270396 Mental health discussion during annual physicals: Less than half have it and for less than one minute

Monday, October 29, 2012

Ming Tai-Seale, PhD , Health Policy Research Department, Palo Alto Medical Foundation, Mountain View, CA
Thomas McGuire, PhD , Department of Health Care Policy, Harvard Medical School, Boston, MA
Caroline Wilson, MS , Health Policy Research Department, Palo Alto Medical Foundation, Mountain View, CA
Richard Frankel, PhD , Veterans Administration Medical Center, Indianapolis, IN
Cheryl Stults, PhD , Health Policy Research Department, Palo Alto Medical Foundation, Mountain View, CA
Ashley Stone, MPH , Health Policy Research Department, Palo Alto Medical Foundation, Mountain View, CA
Lisa Diamond, MD, MPH , Department of Psychiatry and Behavioral Health, Memorial Sloan-Kettering Cancer Center, New York, NY
Lisa Maclean, MD , Student Affairs, Wayne State University School of Medicine, Detroit, MI
Jennifer Elston Lafata, PhD , Center for Health Policy & Health Services Research, Henry Ford Health System, Detroit, MI
Most patients with mental health (MH) concerns turn to their primary care physicians (PCPs).
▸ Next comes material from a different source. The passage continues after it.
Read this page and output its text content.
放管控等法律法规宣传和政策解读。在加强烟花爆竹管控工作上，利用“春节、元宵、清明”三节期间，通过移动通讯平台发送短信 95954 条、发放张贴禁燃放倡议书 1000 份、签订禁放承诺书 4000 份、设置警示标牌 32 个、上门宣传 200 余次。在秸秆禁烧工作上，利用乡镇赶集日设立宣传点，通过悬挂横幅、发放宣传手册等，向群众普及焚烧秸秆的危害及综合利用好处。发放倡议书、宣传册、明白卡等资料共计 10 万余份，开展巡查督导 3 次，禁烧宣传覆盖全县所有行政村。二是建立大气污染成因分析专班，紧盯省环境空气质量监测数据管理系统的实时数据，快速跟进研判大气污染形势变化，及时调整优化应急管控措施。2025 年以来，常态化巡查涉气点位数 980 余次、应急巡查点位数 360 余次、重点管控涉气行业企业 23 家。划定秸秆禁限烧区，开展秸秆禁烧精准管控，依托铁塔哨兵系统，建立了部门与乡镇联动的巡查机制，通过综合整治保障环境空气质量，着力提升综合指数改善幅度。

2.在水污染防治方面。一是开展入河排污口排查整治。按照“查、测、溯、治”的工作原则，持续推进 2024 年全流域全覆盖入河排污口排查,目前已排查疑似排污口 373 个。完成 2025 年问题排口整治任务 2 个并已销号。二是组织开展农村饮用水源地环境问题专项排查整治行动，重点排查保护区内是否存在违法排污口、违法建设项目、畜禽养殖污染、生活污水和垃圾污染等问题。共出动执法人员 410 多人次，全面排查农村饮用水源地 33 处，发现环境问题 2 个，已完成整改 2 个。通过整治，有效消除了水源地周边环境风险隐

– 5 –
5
We investigate whether annual physicals are a good opportunity for these patients to receive or initiate MH services. The study uses audio recordings of checkups for 322 patients potentially in need of MH services. We examined the probability of a MH discussion using a logit generalized estimating equation (GEE) regression, followed by analysis of the cumulative share of time allocated to MH across the cumulative share of PHQ2 scores in the sample. Only 38% of the visits included a MH discussion. The median length of a MH discussion was 47 seconds. Logit results suggest the likelihood of MH discussion increased if the patient had a PHQ2 ≥3 (odds ratio [OR]=5.30, p<0.01), was on psychotropic medication (OR=2.47, p<0.05), had a MH diagnosis in prior year (OR=2.52, p<0.05), and was female (OR=1.88, p<0.05). The likelihood decreased if the clinic has co-located behavioral health services (OR=0.47, p<0.05). Patients with the bottom 20% of PHQ2 scores (least depressed) had about 46% of the cumulative time spent on MH. Patients with the next 60% of scores took the next 29% of MH time, leaving the 20% patients with the highest scores (most depressed) having 25% of MH time. Even though annual physicals were designed for comprehensive care, the time distribution does not match with patients' MH needs. The value of annual physicals may need to be enhanced by better integration of MH services to ensure integrated care for patients in need.

Learning Areas:
Provision of health care to the public

Learning Objectives:
· Identify the factors influencing the likelihood of a mental health discussion taking place during annual checkups · Discuss the role of annual physicals in meeting patients’ mental health needs, and the barriers to mental health discussions taking place

Presenting author's disclosure statement:

Qualified on the content I am responsible for because: I am a senior investigator at the Palo Alto Medical Foundation's Research Institute and was a Professor of Health Economics at Texas A&M School of Rural Public Health. I am principal investigator on a research project "Mental Health Communication in Elderly Primary Care Visits and Economic Outcomes" which is funded by the National Institute of Mental Health (R01MH081098). My other research projects have been funded by NIMH and AHRQ.
Any relevant financial relationships? No

I agree to comply with the American Public Health Association Conflict of Interest and Commercial Support Guidelines, and to disclose to the participants any off-label or experimental uses of a commercial product or service discussed in my presentation.